6. UZUN SÜRE SANAL ORTAMLARDA GEZİNEN BİREYLER İÇİN YÜZYÜZE
İLETİŞİM ÇEKİLMEZ OLARAK GÖRÜLMEYE BAŞLANIYOR.
7. ZİHİNSEL PROBLEMLER VE BİLİŞSEL PROBLEMLER. Tüm bağımlılık türlerinde olduğu gibi teknoloji bağımlılığında bireylerin zihinsel aktiviteleri ciddi oranda zarar görüyor. Yaşamı daha sığ ve iletişim daha az kelimelerle sürdürmeye başlıyor. Algılama güçlükleri
yaşanabiliyor.
8. AHLAKİ VE MANEVİ PROBLEMLER. Aile yapısına uygun olmayan ve dini ve manevi değerlerle çelişen yapıya sahip çok sayıda site mevcut.
ÖNERİLER
1. Yaratılış itibariyle insanın YÜZYÜZE İLETİŞİME DAHA EĞİLİMLİ
olduğunu unutmamak lazım. Asla çocuk ve gençlerimizin günlük sanal
ortamlarda kalma süreleri gerçek yaşamlarında insanlarla geçirdiği
süreden fazla olmamalı.
2. SPORTİF VE SANATSAL FAALİYETLER. Birçok spor dalı ve
geleneksel ve modern sanat türleri var. Öğrencilerimizin her birinin
bir spor bir de sanatsal faaliyeti olmalı.
3. AİLECE BİRLİKTE AKTİVİTELER. Öğrenciler anne-baba ve diğer
aile fertleriyle beraber kitap okuma, birlikte ibadet etme ve gezi
gibi çeşitli aktiviteleri gerçekleştirerek bir arada olma duygusunu
geliştirmeli.
4. KAMU SPOTLARI HAZIRLANMALI. Gerek yazılı gerek görsel medyada
teknoloji bağımlılığını tüm yönleriyle ele alan bilgilendirici ilanlar
hazırlanmalı.
5. Öğrencilerin SOMUT VE MADDİ ÖDÜLLER yerine SOYUT VE MANEVİ
ÖDÜLLER ile ödüllendirmek lazım. Ödül ve ceza kullanımında aileler
para, teknolojik hediyeler yerine kitap, gezi gibi ödüller ve duygusal
ödüller kullanmalı.
6. EN ÖNEMLİSİ MODEL OLMAK. Önce ebeveyn ve önemli diğerlerinin teknoloji bağımlısı olmaması gerekir. ÖNCE ANNE BABA TABLETİ veya AKILLI TELEFONU ELİNDEN BIRAKMALI SONRA BUNU ÇOCUĞUNDAN İSTEMELİ.
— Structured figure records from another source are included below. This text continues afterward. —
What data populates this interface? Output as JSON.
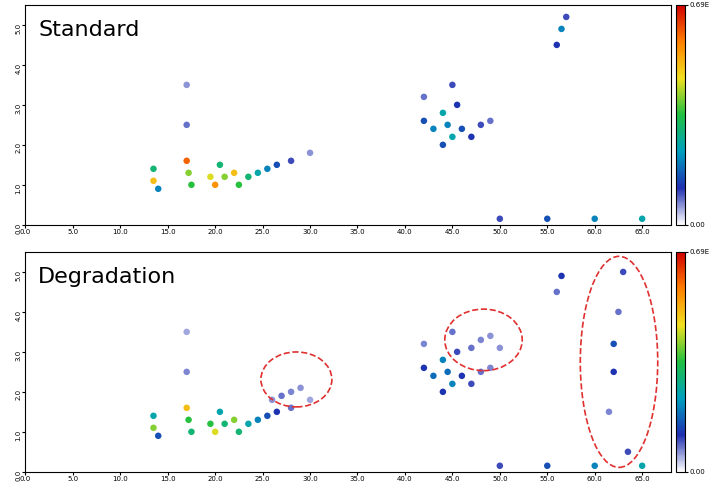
{
  "chart_data": [
    {
      "type": "scatter",
      "title": "Standard",
      "xlim": [
        0,
        68
      ],
      "ylim": [
        0,
        5.5
      ],
      "xticks": [
        {
          "value": 0,
          "label": "0.0"
        },
        {
          "value": 5,
          "label": "5.0"
        },
        {
          "value": 10,
          "label": "10.0"
        },
        {
          "value": 15,
          "label": "15.0"
        },
        {
          "value": 20,
          "label": "20.0"
        },
        {
          "value": 25,
          "label": "25.0"
        },
        {
          "value": 30,
          "label": "30.0"
        },
        {
          "value": 35,
          "label": "35.0"
        },
        {
          "value": 40,
          "label": "40.0"
        },
        {
          "value": 45,
          "label": "45.0"
        },
        {
          "value": 50,
          "label": "50.0"
        },
        {
          "value": 55,
          "label": "55.0"
        },
        {
          "value": 60,
          "label": "60.0"
        },
        {
          "value": 65,
          "label": "65.0"
        }
      ],
      "yticks": [
        {
          "value": 0,
          "label": "0.0"
        },
        {
          "value": 1,
          "label": "1.0"
        },
        {
          "value": 2,
          "label": "2.0"
        },
        {
          "value": 3,
          "label": "3.0"
        },
        {
          "value": 4,
          "label": "4.0"
        },
        {
          "value": 5,
          "label": "5.0"
        }
      ],
      "colorbar": {
        "range": [
          0,
          0.69
        ],
        "ticks": [
          {
            "value": 0,
            "label": "0.00"
          },
          {
            "value": 0.69,
            "label": "0.69E"
          }
        ]
      },
      "peaks": [
        [
          13.5,
          1.4,
          0.3
        ],
        [
          13.5,
          1.1,
          0.5
        ],
        [
          14,
          0.9,
          0.2
        ],
        [
          17,
          1.6,
          0.6
        ],
        [
          17.2,
          1.3,
          0.4
        ],
        [
          17.5,
          1.0,
          0.35
        ],
        [
          17,
          2.5,
          0.08
        ],
        [
          17,
          3.5,
          0.06
        ],
        [
          19.5,
          1.2,
          0.45
        ],
        [
          20,
          1.0,
          0.55
        ],
        [
          20.5,
          1.5,
          0.3
        ],
        [
          21,
          1.2,
          0.4
        ],
        [
          22,
          1.3,
          0.5
        ],
        [
          22.5,
          1.0,
          0.35
        ],
        [
          23.5,
          1.2,
          0.3
        ],
        [
          24.5,
          1.3,
          0.25
        ],
        [
          25.5,
          1.4,
          0.2
        ],
        [
          26.5,
          1.5,
          0.15
        ],
        [
          28,
          1.6,
          0.1
        ],
        [
          30,
          1.8,
          0.06
        ],
        [
          42,
          2.6,
          0.15
        ],
        [
          42,
          3.2,
          0.08
        ],
        [
          43,
          2.4,
          0.2
        ],
        [
          44,
          2.8,
          0.25
        ],
        [
          44.5,
          2.5,
          0.2
        ],
        [
          45,
          2.2,
          0.25
        ],
        [
          45.5,
          3.0,
          0.12
        ],
        [
          46,
          2.4,
          0.15
        ],
        [
          47,
          2.2,
          0.12
        ],
        [
          48,
          2.5,
          0.1
        ],
        [
          49,
          2.6,
          0.08
        ],
        [
          45,
          3.5,
          0.1
        ],
        [
          44,
          2.0,
          0.15
        ],
        [
          56.5,
          4.9,
          0.2
        ],
        [
          56,
          4.5,
          0.12
        ],
        [
          57,
          5.2,
          0.1
        ],
        [
          50,
          0.15,
          0.1
        ],
        [
          55,
          0.15,
          0.15
        ],
        [
          60,
          0.15,
          0.2
        ],
        [
          65,
          0.15,
          0.25
        ]
      ]
    },
    {
      "type": "scatter",
      "title": "Degradation",
      "xlim": [
        0,
        68
      ],
      "ylim": [
        0,
        5.5
      ],
      "xticks": [
        {
          "value": 0,
          "label": "0.0"
        },
        {
          "value": 5,
          "label": "5.0"
        },
        {
          "value": 10,
          "label": "10.0"
        },
        {
          "value": 15,
          "label": "15.0"
        },
        {
          "value": 20,
          "label": "20.0"
        },
        {
          "value": 25,
          "label": "25.0"
        },
        {
          "value": 30,
          "label": "30.0"
        },
        {
          "value": 35,
          "label": "35.0"
        },
        {
          "value": 40,
          "label": "40.0"
        },
        {
          "value": 45,
          "label": "45.0"
        },
        {
          "value": 50,
          "label": "50.0"
        },
        {
          "value": 55,
          "label": "55.0"
        },
        {
          "value": 60,
          "label": "60.0"
        },
        {
          "value": 65,
          "label": "65.0"
        }
      ],
      "yticks": [
        {
          "value": 0,
          "label": "0.0"
        },
        {
          "value": 1,
          "label": "1.0"
        },
        {
          "value": 2,
          "label": "2.0"
        },
        {
          "value": 3,
          "label": "3.0"
        },
        {
          "value": 4,
          "label": "4.0"
        },
        {
          "value": 5,
          "label": "5.0"
        }
      ],
      "colorbar": {
        "range": [
          0,
          0.69
        ],
        "ticks": [
          {
            "value": 0,
            "label": "0.00"
          },
          {
            "value": 0.69,
            "label": "0.69E"
          }
        ]
      },
      "peaks": [
        [
          13.5,
          1.4,
          0.25
        ],
        [
          13.5,
          1.1,
          0.4
        ],
        [
          14,
          0.9,
          0.15
        ],
        [
          17,
          1.6,
          0.5
        ],
        [
          17.2,
          1.3,
          0.35
        ],
        [
          17.5,
          1.0,
          0.3
        ],
        [
          17,
          2.5,
          0.07
        ],
        [
          17,
          3.5,
          0.05
        ],
        [
          19.5,
          1.2,
          0.35
        ],
        [
          20,
          1.0,
          0.45
        ],
        [
          20.5,
          1.5,
          0.25
        ],
        [
          21,
          1.2,
          0.3
        ],
        [
          22,
          1.3,
          0.4
        ],
        [
          22.5,
          1.0,
          0.3
        ],
        [
          23.5,
          1.2,
          0.25
        ],
        [
          24.5,
          1.3,
          0.2
        ],
        [
          25.5,
          1.4,
          0.15
        ],
        [
          26.5,
          1.5,
          0.12
        ],
        [
          28,
          1.6,
          0.08
        ],
        [
          30,
          1.8,
          0.05
        ],
        [
          26,
          1.8,
          0.06
        ],
        [
          27,
          1.9,
          0.08
        ],
        [
          28,
          2.0,
          0.07
        ],
        [
          29,
          2.1,
          0.06
        ],
        [
          42,
          2.6,
          0.12
        ],
        [
          42,
          3.2,
          0.07
        ],
        [
          43,
          2.4,
          0.18
        ],
        [
          44,
          2.8,
          0.2
        ],
        [
          44.5,
          2.5,
          0.18
        ],
        [
          45,
          2.2,
          0.2
        ],
        [
          45.5,
          3.0,
          0.1
        ],
        [
          46,
          2.4,
          0.12
        ],
        [
          47,
          2.2,
          0.1
        ],
        [
          48,
          2.5,
          0.08
        ],
        [
          49,
          2.6,
          0.07
        ],
        [
          45,
          3.5,
          0.08
        ],
        [
          44,
          2.0,
          0.12
        ],
        [
          47,
          3.1,
          0.08
        ],
        [
          48,
          3.3,
          0.07
        ],
        [
          49,
          3.4,
          0.06
        ],
        [
          50,
          3.1,
          0.06
        ],
        [
          56.5,
          4.9,
          0.12
        ],
        [
          56,
          4.5,
          0.08
        ],
        [
          61.5,
          1.5,
          0.07
        ],
        [
          62,
          2.5,
          0.12
        ],
        [
          62,
          3.2,
          0.15
        ],
        [
          62.5,
          4.0,
          0.08
        ],
        [
          63,
          5.0,
          0.1
        ],
        [
          63.5,
          0.5,
          0.1
        ],
        [
          50,
          0.15,
          0.1
        ],
        [
          55,
          0.15,
          0.15
        ],
        [
          60,
          0.15,
          0.2
        ],
        [
          65,
          0.15,
          0.25
        ]
      ]
    }
  ]
}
7. Son olarak BİYOLOJİK ANNE BABALIK ÖNEMLİ DEĞİL, ÖNEMLİ OLAN SOSYAL VE PSİKOLOJİK ANNE BABALIK. Yani çocuğumuzun bizim hanemize kayıtlı olması değil onunla ne kadar ilgilendiğimiz ve ona fiziksel değil duygusal olarak ne kadar sahip çıktığımız anne babalığın göstergesi.